Standards-Driven Planning and Instructional Resources

The LHA Education model is transitioning to full alignment to the Common Core State Standards, which define what students should know and be able to do at each grade level. These standards guide instructional planning and delivery. LHA provides schools with a common scope and sequence upon which teachers develop unit and lesson plans. Teachers use the Understanding by Design framework, which supports the backwards planning process. Through this process, teachers design units by identifying the most important learning goals that students will meet and what type(s) of evidence will effectively demonstrate students’ mastery.

Classroom instruction includes a mix of whole-class, small group, and individual work. Teachers follow a pattern of presenting engaging mini-lessons to demonstrate new skills, creating flexible groupings in which students can practice those skills and giving students practice work that they can do independently. All work gives students numerous opportunities to demonstrate what they know and are able to do in terms of mastering specific standards.

Data to Drive Instruction

At LHA, we use a variety of assessments and data tools to inform instruction, identify areas of growth, and increase student achievement across the Network. The three main sources of data are (1) state assessments, (2) NWEA Measures of Academic Progress (MAP) for grades 2 and above and the Primary Grades Assessment (PGA) for students in Kindergarten and first grade, and (3) curricular assessments aligned to state standards.  In addition, individual schools may monitor student achievement using other assessments, including state specific diagnostics and/or Dynamic Indicators of Basic Early Literacy Skills (DIBELS), Developmental Reading Assessment (DRA), etc.  

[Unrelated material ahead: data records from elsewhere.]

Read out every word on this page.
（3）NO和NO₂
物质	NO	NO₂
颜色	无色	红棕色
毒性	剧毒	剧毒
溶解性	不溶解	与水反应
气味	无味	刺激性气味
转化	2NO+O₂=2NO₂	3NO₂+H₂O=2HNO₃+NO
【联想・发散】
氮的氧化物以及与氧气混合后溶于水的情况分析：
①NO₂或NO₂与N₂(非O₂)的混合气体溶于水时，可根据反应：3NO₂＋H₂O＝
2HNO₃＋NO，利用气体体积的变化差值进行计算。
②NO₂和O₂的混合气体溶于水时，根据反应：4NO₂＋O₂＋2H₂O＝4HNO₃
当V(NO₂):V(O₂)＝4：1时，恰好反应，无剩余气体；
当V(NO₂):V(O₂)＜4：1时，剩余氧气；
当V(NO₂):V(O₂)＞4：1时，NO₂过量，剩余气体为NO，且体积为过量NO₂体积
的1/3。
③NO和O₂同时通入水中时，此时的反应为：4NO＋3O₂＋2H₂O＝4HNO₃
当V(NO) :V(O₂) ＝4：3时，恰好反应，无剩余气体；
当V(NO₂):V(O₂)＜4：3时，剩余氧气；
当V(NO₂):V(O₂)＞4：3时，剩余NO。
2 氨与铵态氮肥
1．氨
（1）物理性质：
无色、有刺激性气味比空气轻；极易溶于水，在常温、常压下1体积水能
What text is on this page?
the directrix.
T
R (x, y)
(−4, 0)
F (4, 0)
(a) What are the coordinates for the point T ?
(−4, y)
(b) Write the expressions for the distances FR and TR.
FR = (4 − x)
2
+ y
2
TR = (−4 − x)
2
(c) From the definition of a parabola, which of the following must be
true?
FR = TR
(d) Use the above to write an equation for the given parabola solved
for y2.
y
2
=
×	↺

All of these measures combine to create a rich data set that teachers and school leaders use to inform instruction as well as monitor student, grade level and school progress on an ongoing basis. The ongoing collection and analysis of data guides teachers’ planning of instruction and ensures that teachers plan instruction to meet students’ individual needs.

More Time on Instruction

To ensure that all students master the work necessary to prepare them for college, LHA provides more time on task.  This means a longer school year (190 instructional days) and a longer school day (8 hours).   Instruction begins promptly at 8:00 A.M. and students work diligently throughout the day until bus dismissal at 4:00 P.M.  We believe this is urgent work and that every second counts, therefore we push the limits and ensure students have learning opportunities through the last possible minute of the day.